REFMAL.ID.AMBON – Ada yang menarik di balik sidang lanjutan kasus dugaan korupsi Anggaran Daftar Isian Pelaksanaan Anggaran (DIPA) Politeknik Negeri Ambon (Polnam) tahun anggaran (TA) 2022, yang berlangsung di Pengadilan Tindak Pidana Korupsi (Tipikor) Ambon, Rabu (26/6/2024).
Sidang ini beragendakan mendengar keterangan tiga orang saksi, yakni ketua Panitia Wisuda tahun 2022, Maria Yuyun Pattiwael dan dua saksi lain tersebut di pimpin ketua majelis hakim Wilson Shriver Manuhua didampingi dua hakim anggota lainnya.
Kesaksian tiga saksi ini untuk dikonfrontir dengan ketiga terdakwa perkara “pancuri kepeng” DIPA Polnam di Pengadilan Negeri Tipikor Ambon, masing-masing Ventje Salhuteru selaku Pejabat Penandatanganan Surat Perintah Pembayaran, Welma Ferdinandus (Pejabat Pembuat Komitmen/PPK) Belanja Rutin dan Christina Siwalette (PPK Belanja Barang dan Modal).
Menariknya, hadirnya saksi Maria Yuyun Pattiwael alias Yuyun dalam persidangan ini untuk ketiga kalinya atas permintaan ketua majelis hakim. Sebab, ada aliran dana ratusan juta yang dikelola yang bersangkutan dari DIPA Polnam tahun 2022, yang tidak dapat dipertanggungjawabkan.

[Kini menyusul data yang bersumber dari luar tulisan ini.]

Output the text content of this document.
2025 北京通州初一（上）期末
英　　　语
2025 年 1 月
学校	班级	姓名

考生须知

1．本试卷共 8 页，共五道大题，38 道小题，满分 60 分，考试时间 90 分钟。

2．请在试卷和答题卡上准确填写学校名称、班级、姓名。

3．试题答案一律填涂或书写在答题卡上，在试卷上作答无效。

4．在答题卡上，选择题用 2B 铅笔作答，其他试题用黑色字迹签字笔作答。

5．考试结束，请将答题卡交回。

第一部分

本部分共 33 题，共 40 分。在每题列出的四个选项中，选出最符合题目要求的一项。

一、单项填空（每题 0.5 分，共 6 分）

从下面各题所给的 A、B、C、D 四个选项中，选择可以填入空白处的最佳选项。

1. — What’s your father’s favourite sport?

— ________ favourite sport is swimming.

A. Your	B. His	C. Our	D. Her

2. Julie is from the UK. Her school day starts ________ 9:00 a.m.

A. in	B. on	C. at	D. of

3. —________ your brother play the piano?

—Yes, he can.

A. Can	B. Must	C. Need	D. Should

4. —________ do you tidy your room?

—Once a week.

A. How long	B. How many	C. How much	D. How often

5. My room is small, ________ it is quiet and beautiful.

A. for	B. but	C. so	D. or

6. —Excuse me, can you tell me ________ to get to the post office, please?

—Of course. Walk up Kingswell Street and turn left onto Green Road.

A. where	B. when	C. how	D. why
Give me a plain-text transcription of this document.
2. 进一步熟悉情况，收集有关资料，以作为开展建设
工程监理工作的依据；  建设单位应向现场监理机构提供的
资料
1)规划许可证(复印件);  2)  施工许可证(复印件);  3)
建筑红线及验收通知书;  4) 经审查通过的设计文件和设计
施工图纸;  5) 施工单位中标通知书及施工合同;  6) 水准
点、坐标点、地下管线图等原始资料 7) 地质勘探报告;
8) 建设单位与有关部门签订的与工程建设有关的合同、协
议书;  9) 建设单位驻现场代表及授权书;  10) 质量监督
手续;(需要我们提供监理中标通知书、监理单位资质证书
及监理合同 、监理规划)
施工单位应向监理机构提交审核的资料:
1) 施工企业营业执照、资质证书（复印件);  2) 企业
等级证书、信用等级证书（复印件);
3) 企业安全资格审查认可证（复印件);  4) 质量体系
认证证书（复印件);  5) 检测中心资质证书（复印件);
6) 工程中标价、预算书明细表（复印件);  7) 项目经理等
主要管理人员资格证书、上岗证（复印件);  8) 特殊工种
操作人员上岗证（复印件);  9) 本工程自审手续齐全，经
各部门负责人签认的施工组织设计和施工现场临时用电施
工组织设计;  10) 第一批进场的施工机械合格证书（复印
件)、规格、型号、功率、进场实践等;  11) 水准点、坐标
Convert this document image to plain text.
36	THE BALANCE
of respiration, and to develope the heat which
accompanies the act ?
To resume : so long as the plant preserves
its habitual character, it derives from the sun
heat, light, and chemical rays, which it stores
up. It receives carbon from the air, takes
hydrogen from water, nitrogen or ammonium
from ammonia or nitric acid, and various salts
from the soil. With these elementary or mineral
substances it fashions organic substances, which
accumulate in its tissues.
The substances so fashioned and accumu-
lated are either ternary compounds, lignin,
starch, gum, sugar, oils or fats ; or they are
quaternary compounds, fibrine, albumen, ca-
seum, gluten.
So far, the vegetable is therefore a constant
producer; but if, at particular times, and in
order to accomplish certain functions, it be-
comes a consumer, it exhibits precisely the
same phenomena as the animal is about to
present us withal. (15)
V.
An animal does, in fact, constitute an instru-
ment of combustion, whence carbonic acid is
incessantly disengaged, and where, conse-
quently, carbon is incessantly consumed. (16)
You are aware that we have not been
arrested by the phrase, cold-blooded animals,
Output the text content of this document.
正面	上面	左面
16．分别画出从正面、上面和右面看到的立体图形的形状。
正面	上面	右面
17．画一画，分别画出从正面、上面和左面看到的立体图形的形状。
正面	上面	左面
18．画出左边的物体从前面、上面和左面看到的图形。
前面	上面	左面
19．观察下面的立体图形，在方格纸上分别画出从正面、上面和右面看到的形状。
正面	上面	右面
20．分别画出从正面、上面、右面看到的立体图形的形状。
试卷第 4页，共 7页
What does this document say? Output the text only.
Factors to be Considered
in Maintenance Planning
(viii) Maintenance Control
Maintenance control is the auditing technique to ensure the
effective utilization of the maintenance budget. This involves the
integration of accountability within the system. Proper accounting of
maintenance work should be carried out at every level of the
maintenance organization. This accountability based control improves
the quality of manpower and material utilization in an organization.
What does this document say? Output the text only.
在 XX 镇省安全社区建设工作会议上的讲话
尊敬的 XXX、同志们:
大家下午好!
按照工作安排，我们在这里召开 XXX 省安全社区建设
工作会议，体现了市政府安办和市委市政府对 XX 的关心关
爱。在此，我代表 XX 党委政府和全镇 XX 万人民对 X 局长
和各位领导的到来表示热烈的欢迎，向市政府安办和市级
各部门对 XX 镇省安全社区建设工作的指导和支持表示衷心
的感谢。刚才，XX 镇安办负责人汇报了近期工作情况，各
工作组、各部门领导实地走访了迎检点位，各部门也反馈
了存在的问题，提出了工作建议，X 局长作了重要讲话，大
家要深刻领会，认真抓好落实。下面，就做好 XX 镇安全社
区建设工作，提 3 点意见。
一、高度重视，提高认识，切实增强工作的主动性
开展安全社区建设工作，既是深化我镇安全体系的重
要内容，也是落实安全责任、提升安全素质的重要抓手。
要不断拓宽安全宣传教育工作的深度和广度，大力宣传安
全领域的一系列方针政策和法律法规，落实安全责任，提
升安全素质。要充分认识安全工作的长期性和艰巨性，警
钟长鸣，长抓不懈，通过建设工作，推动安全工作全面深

Saat dihadapkan di persidangan, Jaksa Penuntut Umum (JPU) Kejari Ambon, Inggrid Louhenapessy langsung mencecar Yuyun atas pengelolaan dan pemanfaatan dana hibah Pemerintah Kabupaten (Pemkab) Maluku Tengah sebesar Rp.44.000.000 (empat puluh empat juta rupiah), yang dikucurkan untuk wisuda mahasiswa kampus Poltek Cabang Masohi. Tidak hanya itu, ada anggaran DIPA Rp.88.000.000 (delapan puluh delapan juta rupiah) dan Rp.36.000.000 (tiga puluh enam juta rupiah) milik Mahasiswa Polnam yang dikelola saksi Yuyun Pattiwael.
“Bagaiamana dengan BAP saudara atas pengelolaan dana-dana ini, pertanggungjawabannya seperti apa,” tanya JPU Louhenapessy.
“Memang saya terima uang ini dari bendahara, tapi saya sama sekali tidak gunakan. Saya berani sumpah. Lalau bagaimana bisa saya disuruh kasih pulang,” bantah Yuyun.
Mendengar pernyataan tersebut, JPU Novi Temmar, geram. Temmar kemudian meminta saksi Yuyun Pattiwael untuk memperlihatkan bukti-bukti berupa nota pembelanjaan. Sayangnya, saat ditanya hal itu oleh JPU Temmar, saksi Yuyun Pattiwael bersikeras tidak mau memperlihatkan bukti tersebut.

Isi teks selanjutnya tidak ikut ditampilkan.